Para qué cargar con tremendo peso y no compartirlo para que se le hiciera más liviano, por qué no propagar a los cuatro vientos qué se requiere para vencer a esos vecinos malignos que se mudan a las dependencias que creemos solo nuestras, en las que solo tienen cabida los que queremos que compartan nuestro presente y nuestro futuro.

Y así lo hizo: entre viaje y viaje, entre sueño y sueño, entre pesadilla y pesadilla, entre caída y caída; cuando las fuerzas se lo permitían hizo lo que tenía que hacer para permitir que el futuro fuera menos incierto a los que, como él, lidiaran con esos usurpadores de bienestares ajenos sin tener en cuenta quiénes y cómo son, sin tener en cuenta las huellas que dejarán tras su paso, sin tener en cuenta lo que podrían aportar si siguieran entre nosotros y sin tener en cuenta el sufrimiento que proporcionarán.

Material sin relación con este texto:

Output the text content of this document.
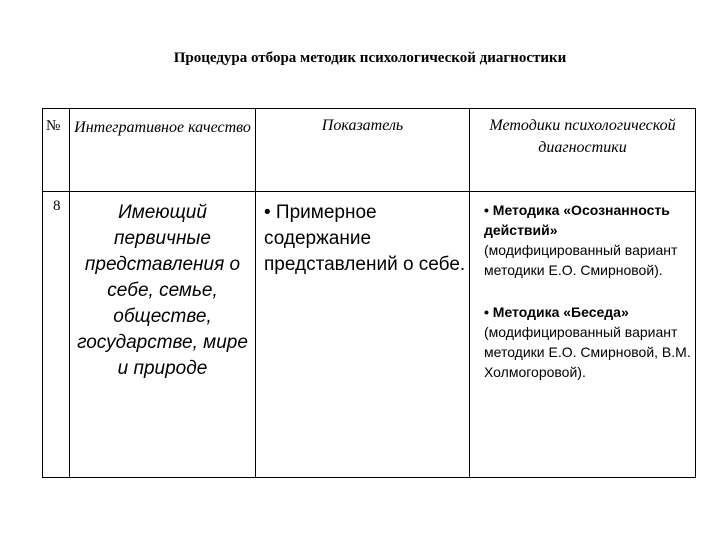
Процедура отбора методик психологической диагностики
№	Интегративное качество	Показатель	Методики психологической диагностики
8	Имеющий первичные представления о себе, семье, обществе, государстве, мире и природе	• Примерное содержание представлений о себе.	• Методика «Осознанность действий» (модифицированный вариант методики Е.О. Смирновой).

• Методика «Беседа» (модифицированный вариант методики Е.О. Смирновой, В.М. Холмогоровой).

Gracias a que utilizó hasta la última gota de la tinta de su pluma, muchos podrán recargar las suyas impidiendo que dejen de escribir en la gran biblioteca de la que todos formamos parte. A los que seguimos garabateando nuestra existencia nos queda la mayor de las responsabilidades: donar nuestra buena tinta para quién la necesite.

Dedicado a Pablo Ráez, quien nunca dejó de escribir y seguirá haciéndolo.